Kendi oluşturduğu devleti koruma refleksi. Çünkü şöyle düşünüyor; bu ülkede güçlü olabilmemiz için ihtiyaç duyduğumuz yegâne şey devletin bütün kurumlarının bize biat etmesini sağlamaktır. Biat edene kadar o kurumun bütün suçlarını fâş ediyor, fail-i meçhullerden bahsediyor, Berfo Nine ile görüşüyor, Ermenilerle görüşüyor, Alevilerle görüşüyor… O kurum ele geçtiği andan itibaren ise bütün suçlarının paydaşı haline geliyor.
Peki bu “ele geçirme” işlemi tamamlanmış durumda mı?

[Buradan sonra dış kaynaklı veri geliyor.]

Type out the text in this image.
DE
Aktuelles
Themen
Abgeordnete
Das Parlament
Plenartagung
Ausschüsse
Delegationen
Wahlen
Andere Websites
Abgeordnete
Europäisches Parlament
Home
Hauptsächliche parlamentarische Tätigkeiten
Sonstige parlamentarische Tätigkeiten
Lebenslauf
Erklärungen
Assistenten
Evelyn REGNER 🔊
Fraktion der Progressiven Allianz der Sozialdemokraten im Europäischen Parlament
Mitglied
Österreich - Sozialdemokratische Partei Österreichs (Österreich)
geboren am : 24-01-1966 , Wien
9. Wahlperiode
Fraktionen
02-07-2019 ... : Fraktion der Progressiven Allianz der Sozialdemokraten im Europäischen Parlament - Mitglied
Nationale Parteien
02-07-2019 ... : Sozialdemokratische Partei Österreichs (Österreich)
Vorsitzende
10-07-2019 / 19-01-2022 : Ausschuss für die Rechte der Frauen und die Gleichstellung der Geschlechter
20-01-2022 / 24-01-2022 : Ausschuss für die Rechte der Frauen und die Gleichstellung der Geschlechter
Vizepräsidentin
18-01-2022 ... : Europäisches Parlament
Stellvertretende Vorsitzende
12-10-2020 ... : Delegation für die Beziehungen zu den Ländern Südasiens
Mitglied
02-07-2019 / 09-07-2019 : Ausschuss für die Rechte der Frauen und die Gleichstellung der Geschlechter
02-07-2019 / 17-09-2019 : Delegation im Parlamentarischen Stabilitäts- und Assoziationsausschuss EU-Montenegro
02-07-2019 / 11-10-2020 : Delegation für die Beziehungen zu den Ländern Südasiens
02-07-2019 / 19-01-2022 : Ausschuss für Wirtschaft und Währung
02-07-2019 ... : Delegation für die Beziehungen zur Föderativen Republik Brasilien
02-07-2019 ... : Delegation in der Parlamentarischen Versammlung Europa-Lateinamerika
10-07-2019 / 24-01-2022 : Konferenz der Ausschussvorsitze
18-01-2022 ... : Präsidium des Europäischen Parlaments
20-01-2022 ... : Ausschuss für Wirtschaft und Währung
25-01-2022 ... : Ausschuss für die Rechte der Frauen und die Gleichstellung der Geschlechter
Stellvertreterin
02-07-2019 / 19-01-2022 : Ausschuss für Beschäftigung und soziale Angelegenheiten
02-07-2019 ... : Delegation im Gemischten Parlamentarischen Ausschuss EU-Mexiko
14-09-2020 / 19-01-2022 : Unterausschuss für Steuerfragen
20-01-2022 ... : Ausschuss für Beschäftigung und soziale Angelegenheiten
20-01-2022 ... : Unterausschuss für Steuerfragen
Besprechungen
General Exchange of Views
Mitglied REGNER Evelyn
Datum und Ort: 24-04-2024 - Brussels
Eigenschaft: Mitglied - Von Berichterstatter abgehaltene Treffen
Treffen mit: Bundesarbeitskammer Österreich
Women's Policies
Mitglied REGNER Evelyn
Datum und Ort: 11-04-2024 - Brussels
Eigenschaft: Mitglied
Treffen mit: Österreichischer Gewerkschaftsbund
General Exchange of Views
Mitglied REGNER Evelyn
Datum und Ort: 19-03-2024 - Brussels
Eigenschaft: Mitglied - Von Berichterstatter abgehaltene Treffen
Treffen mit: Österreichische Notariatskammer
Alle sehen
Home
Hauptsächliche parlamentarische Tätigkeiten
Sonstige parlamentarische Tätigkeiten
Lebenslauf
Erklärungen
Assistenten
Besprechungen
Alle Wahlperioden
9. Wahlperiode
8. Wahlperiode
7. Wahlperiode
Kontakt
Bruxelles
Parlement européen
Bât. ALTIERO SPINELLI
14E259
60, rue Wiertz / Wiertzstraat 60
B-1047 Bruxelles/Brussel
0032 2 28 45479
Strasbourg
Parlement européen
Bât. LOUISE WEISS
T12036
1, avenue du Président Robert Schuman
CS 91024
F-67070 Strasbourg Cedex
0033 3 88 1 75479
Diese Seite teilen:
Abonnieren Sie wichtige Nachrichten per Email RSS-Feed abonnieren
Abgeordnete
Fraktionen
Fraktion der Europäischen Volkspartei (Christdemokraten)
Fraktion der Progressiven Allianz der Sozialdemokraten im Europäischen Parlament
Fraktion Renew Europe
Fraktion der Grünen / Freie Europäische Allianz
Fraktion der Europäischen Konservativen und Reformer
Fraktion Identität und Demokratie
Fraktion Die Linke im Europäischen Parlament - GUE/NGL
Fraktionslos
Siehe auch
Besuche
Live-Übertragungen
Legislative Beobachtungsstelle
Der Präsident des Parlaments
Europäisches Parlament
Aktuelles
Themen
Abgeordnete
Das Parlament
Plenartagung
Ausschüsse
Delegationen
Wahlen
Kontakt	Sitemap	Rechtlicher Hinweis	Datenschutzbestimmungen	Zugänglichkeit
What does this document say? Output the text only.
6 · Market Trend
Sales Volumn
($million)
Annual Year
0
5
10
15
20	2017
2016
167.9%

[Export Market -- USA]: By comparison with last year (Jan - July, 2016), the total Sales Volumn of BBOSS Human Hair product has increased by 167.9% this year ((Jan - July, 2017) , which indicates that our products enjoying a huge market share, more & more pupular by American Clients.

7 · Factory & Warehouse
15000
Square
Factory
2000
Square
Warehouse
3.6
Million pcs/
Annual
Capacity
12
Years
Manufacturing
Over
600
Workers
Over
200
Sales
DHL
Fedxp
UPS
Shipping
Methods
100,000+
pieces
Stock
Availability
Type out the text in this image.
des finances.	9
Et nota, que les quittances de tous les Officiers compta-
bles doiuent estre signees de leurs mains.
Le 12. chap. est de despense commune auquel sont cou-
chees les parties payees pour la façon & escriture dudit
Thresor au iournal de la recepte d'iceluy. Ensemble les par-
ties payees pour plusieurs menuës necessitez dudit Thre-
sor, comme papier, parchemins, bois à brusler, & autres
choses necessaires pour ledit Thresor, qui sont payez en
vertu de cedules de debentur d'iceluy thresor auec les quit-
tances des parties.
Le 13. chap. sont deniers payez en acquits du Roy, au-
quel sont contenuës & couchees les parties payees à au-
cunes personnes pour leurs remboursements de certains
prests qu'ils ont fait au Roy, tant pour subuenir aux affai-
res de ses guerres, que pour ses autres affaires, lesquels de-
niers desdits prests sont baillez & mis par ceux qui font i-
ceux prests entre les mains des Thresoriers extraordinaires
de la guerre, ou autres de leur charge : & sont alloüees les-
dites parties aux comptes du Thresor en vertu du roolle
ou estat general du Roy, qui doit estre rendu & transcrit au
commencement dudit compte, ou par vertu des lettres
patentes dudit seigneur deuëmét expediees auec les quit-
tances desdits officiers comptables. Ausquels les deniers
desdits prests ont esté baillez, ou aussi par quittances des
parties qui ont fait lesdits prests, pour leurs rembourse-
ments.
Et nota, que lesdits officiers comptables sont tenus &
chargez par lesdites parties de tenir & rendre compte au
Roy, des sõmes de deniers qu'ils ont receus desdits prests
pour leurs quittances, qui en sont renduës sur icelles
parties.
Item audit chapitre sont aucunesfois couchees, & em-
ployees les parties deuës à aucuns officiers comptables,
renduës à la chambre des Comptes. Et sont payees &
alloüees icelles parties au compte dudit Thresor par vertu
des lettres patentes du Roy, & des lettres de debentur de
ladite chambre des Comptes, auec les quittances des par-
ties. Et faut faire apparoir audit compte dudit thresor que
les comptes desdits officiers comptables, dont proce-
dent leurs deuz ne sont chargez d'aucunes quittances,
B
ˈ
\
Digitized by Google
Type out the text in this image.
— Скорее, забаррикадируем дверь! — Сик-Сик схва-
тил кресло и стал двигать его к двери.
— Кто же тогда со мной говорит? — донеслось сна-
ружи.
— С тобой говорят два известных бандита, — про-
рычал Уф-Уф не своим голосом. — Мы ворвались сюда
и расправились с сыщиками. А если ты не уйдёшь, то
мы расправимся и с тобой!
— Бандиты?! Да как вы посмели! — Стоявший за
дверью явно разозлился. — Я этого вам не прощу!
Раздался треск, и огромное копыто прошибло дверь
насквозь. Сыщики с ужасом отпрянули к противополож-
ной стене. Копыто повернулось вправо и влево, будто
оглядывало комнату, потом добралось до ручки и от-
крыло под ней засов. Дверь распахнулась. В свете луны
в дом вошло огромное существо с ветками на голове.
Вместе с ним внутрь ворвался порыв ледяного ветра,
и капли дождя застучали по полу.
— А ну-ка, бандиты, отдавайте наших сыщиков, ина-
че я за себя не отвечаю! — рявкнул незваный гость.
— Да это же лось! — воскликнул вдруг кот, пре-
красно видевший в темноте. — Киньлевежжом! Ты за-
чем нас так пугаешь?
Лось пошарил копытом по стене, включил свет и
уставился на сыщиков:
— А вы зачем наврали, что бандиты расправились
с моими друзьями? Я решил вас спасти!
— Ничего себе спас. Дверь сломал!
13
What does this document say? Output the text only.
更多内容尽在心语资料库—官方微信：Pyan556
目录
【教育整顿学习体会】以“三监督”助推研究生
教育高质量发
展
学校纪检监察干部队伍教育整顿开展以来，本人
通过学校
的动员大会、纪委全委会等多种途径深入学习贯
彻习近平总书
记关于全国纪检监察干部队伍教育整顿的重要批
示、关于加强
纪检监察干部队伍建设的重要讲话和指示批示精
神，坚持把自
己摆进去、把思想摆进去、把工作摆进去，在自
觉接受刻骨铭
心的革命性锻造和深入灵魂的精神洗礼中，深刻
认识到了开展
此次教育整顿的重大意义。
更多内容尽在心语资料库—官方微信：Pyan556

Tamamlıyor işte, Cumhurbaşkanlığı önemli bir makam. AKP’ye oy veren muhafazakârlar, AKP iktidardan giderse o kurumların kendilerinin canına okuyacağını düşünüyor. Bu gerilimi nasıl taşıyacağız biz? İktidar dahil olmak üzere bugün ülkede adalete güvenen var mı? Ee! Şimdi kendimizi nasıl huzurlu hissedebiliriz. Başbakan bu anlamda kendi meydana getirdiği canavara teslim olmamak için hep kazanmak zorunda. Çünkü bir canavar meydana getirildi. Objektif olması gereken kurumların militanlaştığı, ideolojikleştiği bir canavar. Şimdi aynı MİT yasası ve aynı kurumla Oktay Vural’ı geçirelim MİT’in başına, Başbakan rahatsız olur mu? Aynı YSK’nın başına Muharrem İnce’yi geçirin meselâ ya da şu anki basın yasasıyla, -basın yasası var artık biliyorsunuzdur- devletten sızan bilgiyi basan matbaa dahil olmak üzere cezaevini boylayabilecek. Aynı basın hâkimi karar verirken, Yeni Şafak’ı ele geçirmek isteyen bir hâkimin dâvâya baktığını düşünün. Dolayısıyla adaletin olmadığı yerde huzur yok. Adaletin tecelli etmediği yerde ideoloji de yok, iman da yok!
Nasıl aşılacak peki bu?
Kurumsallaşarak. Hep şöyle düşünülüyor; bizim çocukları devlete gönderirsek devlet hayırlı bir şey olur. Ee! Kemalistler de böyle düşündü. Onların çocukları moderndi, çağdaştı, Atatürkçüydü, Batı muasır medeniyetlerini biliyorlardı falan, ama işte hiç hayırlı bir şey olmadı. Şimdiki çocuklar kim? İmanlı, Müslüman, namaz kılan falan… Hayır arkadaşlar. Kurumsallaştırmadığın sürece kimin çocuğu giderse gitsin o yeni devlet oluyor.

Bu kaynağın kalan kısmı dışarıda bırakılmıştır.